Novel somatic mutations in calreticulin (CALR) were identified by exome sequencing in the majority (26/31) of JAK2 or MPL unmutated patients. CALR and JAK2/MPL mutations were mutually exclusive, and 97% of patients harbored a mutation in 1 of these 3 genes. In an extended follow up screen of 1345 hematological malignancies, 1517 other cancers and 550 controls we found CALR mutations in 71% of ET (80/112), 56% of idiopathic MF (18/32), 86% of post ET-MF (12/14) and 8% of myelodysplasia (10/115), but not in other myeloid, lymphoid or solid cancers. Compared to JAK2-mutated MPNs, those with CALR mutations presented with higher platelet counts (Wilcoxon rank-sum, P=0.0003), lower hemoglobin levels (Student’s t test, P=0.02) and showed a higher incidence of transformation to MF (Fishers exact, P=0.03).

All CALR mutations were insertions or deletions affecting exon 9, with 2 common variants L367fs*46 (52 bp deletion) and K385fs*47 (5 bp insertion). Loss of heterozygosity over CALR was seen in a minority of patients. Of 148 CALR mutations identified, there were 19 distinct variants. Remarkably, all generated a +1 basepair frameshift, which results in loss of most of the C-terminal acidic domain of the protein as well as the KDEL Golgi-to-endoplasmic reticulum (ER) retrieval signal, raising the possibility of compromised ER retention. Mutant proteins were readily detected in transfected cell lines and localised to the ER in the same manner as wildtype CALR, without Golgi or cell surface accumulation. These results are consistent with studies reporting KDEL-independent mechanisms of ER retention.
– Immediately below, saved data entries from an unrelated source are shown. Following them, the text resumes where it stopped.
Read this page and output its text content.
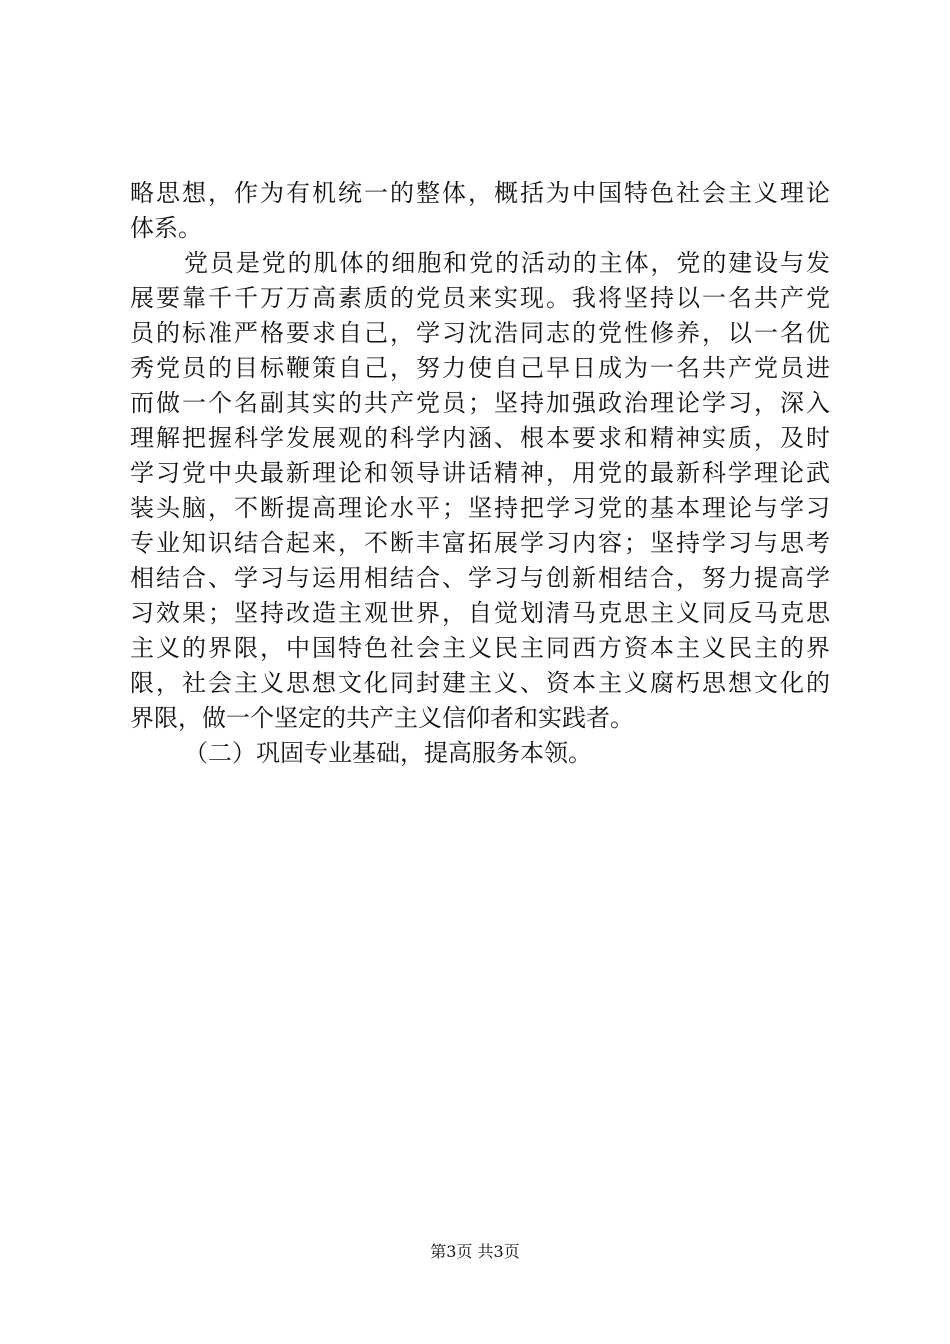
略思想，作为有机统一的整体，概括为中国特色社会主义理论
体系。
党员是党的肌体的细胞和党的活动的主体，党的建设与发
展要靠千千万万高素质的党员来实现。我将坚持以一名共产党
员的标准严格要求自己，学习沈浩同志的党性修养，以一名优
秀党员的目标鞭策自己，努力使自己早日成为一名共产党员进
而做一个名副其实的共产党员；坚持加强政治理论学习，深入
理解把握科学发展观的科学内涵、根本要求和精神实质，及时
学习党中央最新理论和领导讲话精神，用党的最新科学理论武
装头脑，不断提高理论水平；坚持把学习党的基本理论与学习
专业知识结合起来，不断丰富拓展学习内容；坚持学习与思考
相结合、学习与运用相结合、学习与创新相结合，努力提高学
习效果；坚持改造主观世界，自觉划清马克思主义同反马克思
主义的界限，中国特色社会主义民主同西方资本主义民主的界
限，社会主义思想文化同封建主义、资本主义腐朽思想文化的
界限，做一个坚定的共产主义信仰者和实践者。
（二）巩固专业基础，提高服务本领。
第3页 共3页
Mutation of CALR was detected in highly purified hematopoietic stem/progenitor cells. Clonal analyses demonstrated CALR mutations in the earliest phylogenetic node in 5/5 patients, consistent with it being an initiating mutation in these individuals.

CONCLUSIONS. We describe the mutational landscape of BCR-ABL negative MPNs and demonstrate that somatic mutations in the endoplasmic reticulum chaperone CALR are found in the majority of patients with JAK2-unmutated MPNs. These results reveal a novel biological pathway as a target for tumorigenic mutations and will simplify diagnosis of MPN patients.

Disclosures: Bowen: Celgene: Honoraria. Harrison: S Bio: Honoraria, Membership on an entity’s Board of Directors or advisory committees; Shire: Speakers Bureau; Celgene: Honoraria; YM Bioscience: Honoraria, Membership on an entity’s Board of Directors or advisory committees; Sanofi: Honoraria, Membership on an entity’s Board of Directors or advisory committees, Speakers Bureau; Novartis: Honoraria, Membership on an entity’s Board of Directors or advisory committees, Research Funding, Speakers Bureau; Gilead: Honoraria, Membership on an entity’s Board of Directors or advisory committees. Vannucchi: Novartis: Honoraria, Membership on an entity’s Board of Directors or advisory committees.